Pour ceux qui décident d'entreprendre un parcours professionnel depuis Monno vers les Grisons, la procédure bureaucratique exige une extrême précision. La première étape fondamentale est l'obtention du permis G, le document officiel qui autorise l'activité professionnelle en Suisse pour les résidents en Italie. Sans ce permis, il est impossible de débuter la relation de travail. Par la suite, il est indispensable de surveiller constamment les communications officielles du SECO et du SEM pour d'éventuelles mises à jour réglementaires ou procédurales. La gestion correcte de la documentation fiscale, y compris la conservation des fiches de salaire et la certification des impôts versés à la source en Suisse, est nécessaire pour la déclaration annuelle des revenus en Italie.

Questions fréquentes
Quels sont les taux de cotisation en Suisse ?
Les cotisations obligatoires à la charge du salarié comprennent : AVS/AI/APG à 5,3 %, l'assurance chômage (AD/AC) à 1,1 % (jusqu'à 148 200 CHF), l'assurance LAA entre 0,7 % et 1,5 % et la prévoyance professionnelle LPP, qui varie de 7 % à 18 % selon l'âge, à partir de 25 ans.
Comment éviter la double imposition ?
Pour les frontaliers, la double imposition est évitée grâce au crédit d'impôt en Italie.

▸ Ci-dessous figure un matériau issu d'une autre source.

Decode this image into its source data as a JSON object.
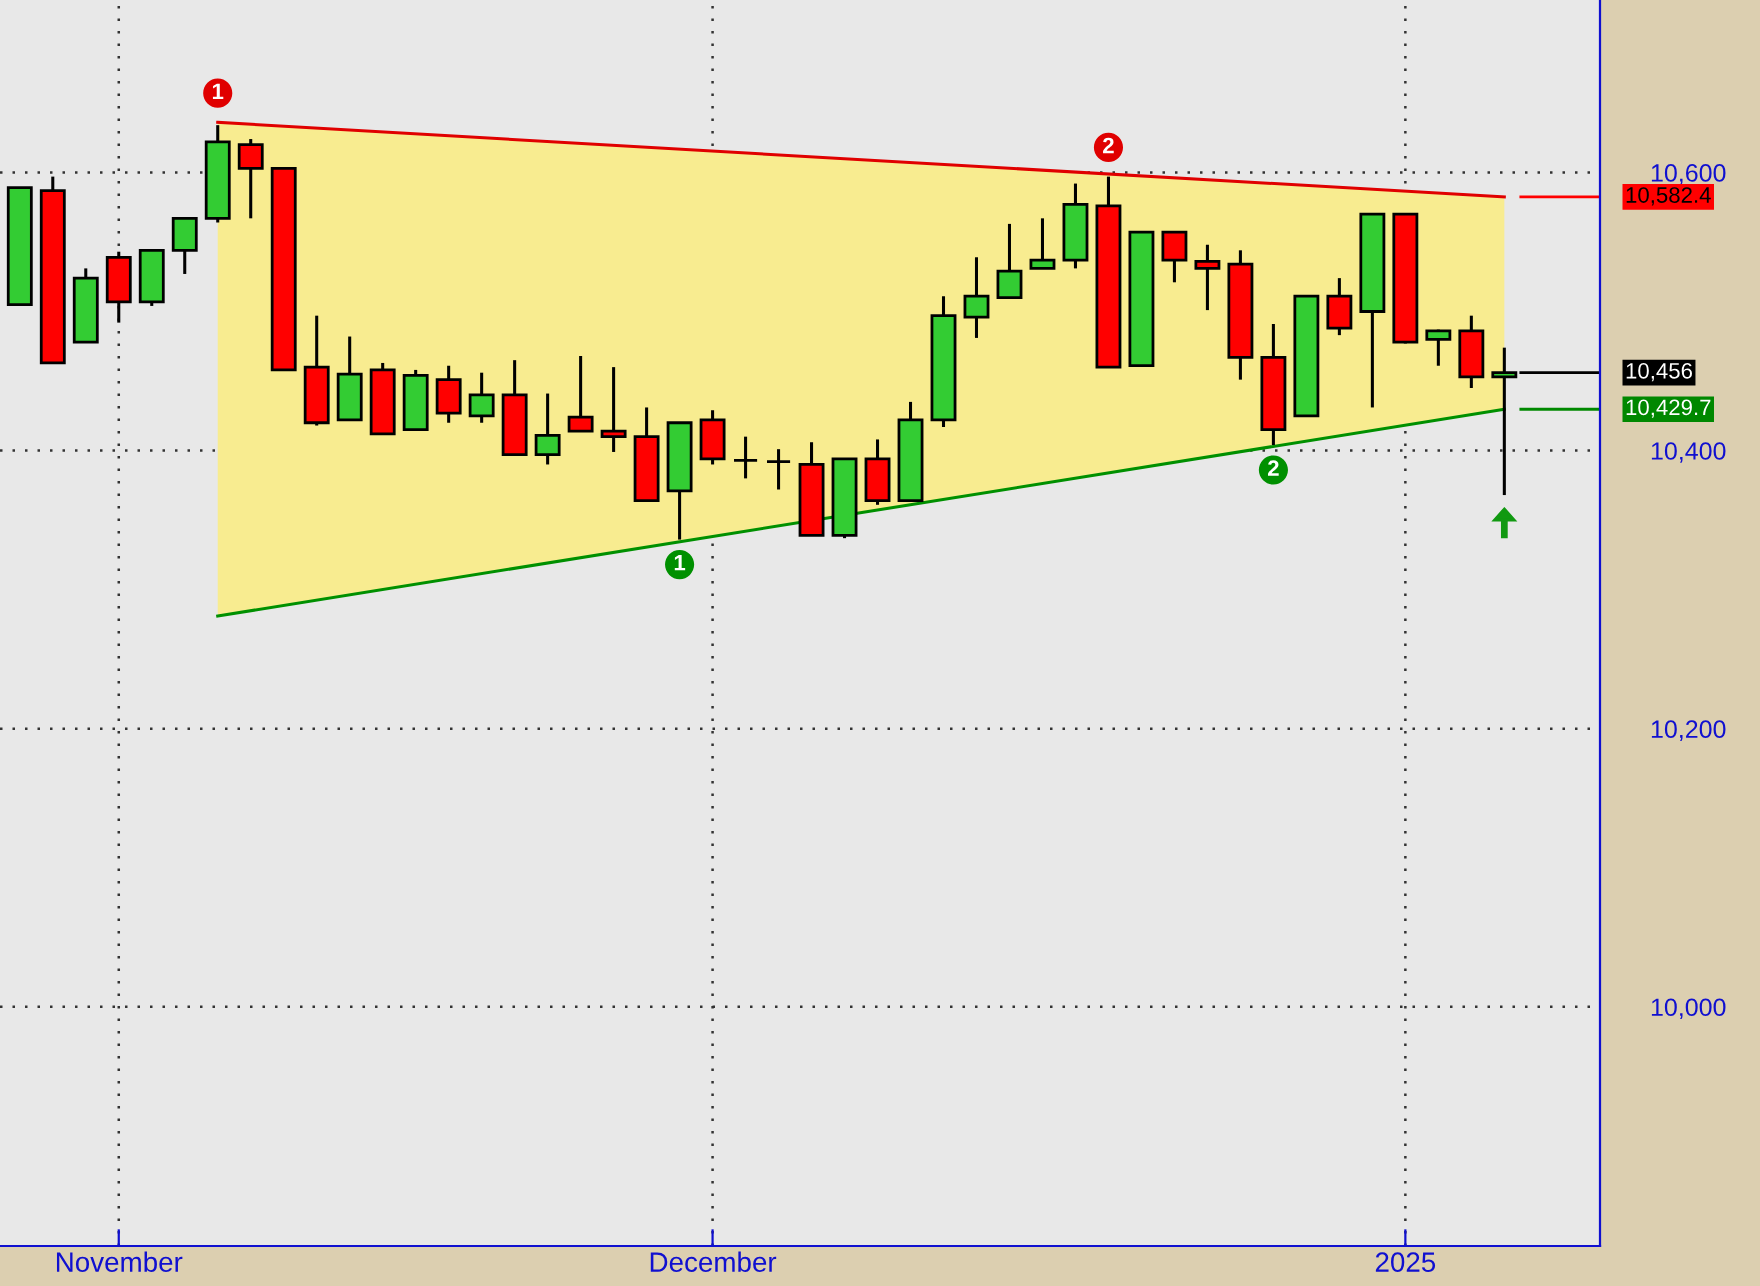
{
  "chart_data": {
    "type": "candlestick",
    "categories": [
      null,
      null,
      null,
      "November",
      null,
      null,
      null,
      null,
      null,
      null,
      null,
      null,
      null,
      null,
      null,
      null,
      null,
      null,
      null,
      null,
      null,
      "December",
      null,
      null,
      null,
      null,
      null,
      null,
      null,
      null,
      null,
      null,
      null,
      null,
      null,
      null,
      null,
      null,
      null,
      null,
      null,
      null,
      "2025",
      null,
      null,
      null
    ],
    "ohlc": [
      [
        10505,
        10589,
        10505,
        10589
      ],
      [
        10587,
        10597,
        10463,
        10463
      ],
      [
        10478,
        10531,
        10478,
        10524
      ],
      [
        10539,
        10543,
        10492,
        10507
      ],
      [
        10507,
        10544,
        10504,
        10544
      ],
      [
        10544,
        10567,
        10527,
        10567
      ],
      [
        10567,
        10634,
        10564,
        10622
      ],
      [
        10620,
        10624,
        10567,
        10603
      ],
      [
        10603,
        10603,
        10458,
        10458
      ],
      [
        10460,
        10497,
        10418,
        10420
      ],
      [
        10422,
        10482,
        10422,
        10455
      ],
      [
        10458,
        10463,
        10412,
        10412
      ],
      [
        10415,
        10458,
        10415,
        10454
      ],
      [
        10451,
        10461,
        10420,
        10427
      ],
      [
        10425,
        10456,
        10420,
        10440
      ],
      [
        10440,
        10465,
        10397,
        10397
      ],
      [
        10397,
        10441,
        10390,
        10411
      ],
      [
        10424,
        10468,
        10414,
        10414
      ],
      [
        10414,
        10460,
        10399,
        10410
      ],
      [
        10410,
        10431,
        10364,
        10364
      ],
      [
        10371,
        10420,
        10336,
        10420
      ],
      [
        10422,
        10429,
        10390,
        10394
      ],
      [
        10393,
        10410,
        10380,
        10393
      ],
      [
        10392,
        10401,
        10372,
        10392
      ],
      [
        10390,
        10406,
        10339,
        10339
      ],
      [
        10339,
        10394,
        10337,
        10394
      ],
      [
        10394,
        10408,
        10361,
        10364
      ],
      [
        10364,
        10435,
        10364,
        10422
      ],
      [
        10422,
        10511,
        10417,
        10497
      ],
      [
        10496,
        10539,
        10481,
        10511
      ],
      [
        10510,
        10563,
        10510,
        10529
      ],
      [
        10531,
        10567,
        10531,
        10537
      ],
      [
        10537,
        10592,
        10531,
        10577
      ],
      [
        10576,
        10597,
        10460,
        10460
      ],
      [
        10461,
        10557,
        10461,
        10557
      ],
      [
        10557,
        10557,
        10521,
        10537
      ],
      [
        10536,
        10548,
        10501,
        10531
      ],
      [
        10534,
        10544,
        10451,
        10467
      ],
      [
        10467,
        10491,
        10404,
        10415
      ],
      [
        10425,
        10511,
        10425,
        10511
      ],
      [
        10511,
        10524,
        10483,
        10488
      ],
      [
        10500,
        10570,
        10431,
        10570
      ],
      [
        10570,
        10570,
        10477,
        10478
      ],
      [
        10480,
        10487,
        10461,
        10486
      ],
      [
        10486,
        10497,
        10445,
        10453
      ],
      [
        10453,
        10474,
        10368,
        10456
      ]
    ],
    "series": [
      {
        "type": "line",
        "color": "#e00000",
        "values": [
          null,
          null,
          null,
          null,
          null,
          null,
          10636,
          null,
          null,
          null,
          null,
          null,
          null,
          null,
          null,
          null,
          null,
          null,
          null,
          null,
          null,
          null,
          null,
          null,
          null,
          null,
          null,
          null,
          null,
          null,
          null,
          null,
          null,
          null,
          null,
          null,
          null,
          null,
          null,
          null,
          null,
          null,
          null,
          null,
          null,
          10582.4
        ],
        "lower": [
          null,
          null,
          null,
          null,
          null,
          null,
          10281,
          null,
          null,
          null,
          null,
          null,
          null,
          null,
          null,
          null,
          null,
          null,
          null,
          null,
          null,
          null,
          null,
          null,
          null,
          null,
          null,
          null,
          null,
          null,
          null,
          null,
          null,
          null,
          null,
          null,
          null,
          null,
          null,
          null,
          null,
          null,
          null,
          null,
          null,
          10429.7
        ],
        "upper": [
          null,
          null,
          null,
          null,
          null,
          null,
          10636,
          null,
          null,
          null,
          null,
          null,
          null,
          null,
          null,
          null,
          null,
          null,
          null,
          null,
          null,
          null,
          null,
          null,
          null,
          null,
          null,
          null,
          null,
          null,
          null,
          null,
          null,
          null,
          null,
          null,
          null,
          null,
          null,
          null,
          null,
          null,
          null,
          null,
          null,
          10582.4
        ]
      },
      {
        "type": "line",
        "color": "#009000",
        "values": [
          null,
          null,
          null,
          null,
          null,
          null,
          10281,
          null,
          null,
          null,
          null,
          null,
          null,
          null,
          null,
          null,
          null,
          null,
          null,
          null,
          null,
          null,
          null,
          null,
          null,
          null,
          null,
          null,
          null,
          null,
          null,
          null,
          null,
          null,
          null,
          null,
          null,
          null,
          null,
          null,
          null,
          null,
          null,
          null,
          null,
          10429.7
        ]
      },
      {
        "type": "scatter",
        "color": "#e00000",
        "values": [
          null,
          null,
          null,
          null,
          null,
          null,
          10657,
          null,
          null,
          null,
          null,
          null,
          null,
          null,
          null,
          null,
          null,
          null,
          null,
          null,
          null,
          null,
          null,
          null,
          null,
          null,
          null,
          null,
          null,
          null,
          null,
          null,
          null,
          10618,
          null,
          null,
          null,
          null,
          null,
          null,
          null,
          null,
          null,
          null,
          null,
          null
        ]
      },
      {
        "type": "scatter",
        "color": "#009000",
        "values": [
          null,
          null,
          null,
          null,
          null,
          null,
          null,
          null,
          null,
          null,
          null,
          null,
          null,
          null,
          null,
          null,
          null,
          null,
          null,
          null,
          10318,
          null,
          null,
          null,
          null,
          null,
          null,
          null,
          null,
          null,
          null,
          null,
          null,
          null,
          null,
          null,
          null,
          null,
          10386,
          null,
          null,
          null,
          null,
          null,
          null,
          null
        ]
      }
    ],
    "annotations": [
      "1",
      "2",
      "1",
      "2"
    ],
    "ylim": [
      9828,
      10724
    ],
    "yticks": [
      {
        "value": 10000,
        "label": "10,000"
      },
      {
        "value": 10200,
        "label": "10,200"
      },
      {
        "value": 10400,
        "label": "10,400"
      },
      {
        "value": 10600,
        "label": "10,600"
      }
    ],
    "ref_lines": [
      {
        "axis": "y",
        "value": 10582.4,
        "label": "10,582.4",
        "color": "#ff0000"
      },
      {
        "axis": "y",
        "value": 10456,
        "label": "10,456",
        "color": "#000000"
      },
      {
        "axis": "y",
        "value": 10429.7,
        "label": "10,429.7",
        "color": "#008800"
      }
    ],
    "grid": true
  }
}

Les impôts payés à la source en Suisse, conformément aux dispositions du nouvel accord fiscal, sont déduits des impôts dus en Italie, après saisie des données corrigées dans le cadre CE de la déclaration fiscale 730.
Qu'est-ce qui change avec le nouvel accord de 2024 ?
Le nouvel accord fiscal, en vigueur depuis le 1er janvier 2024, introduit une taxation exclusive en Suisse pour les nouveaux frontaliers, avec une franchise de 10.000 euros. Les anciens frontaliers, définis comme tels avant le 17 juillet 2023, maintiennent un régime transitoire jusqu'en 2033 avec une franchise de 7 500 euros.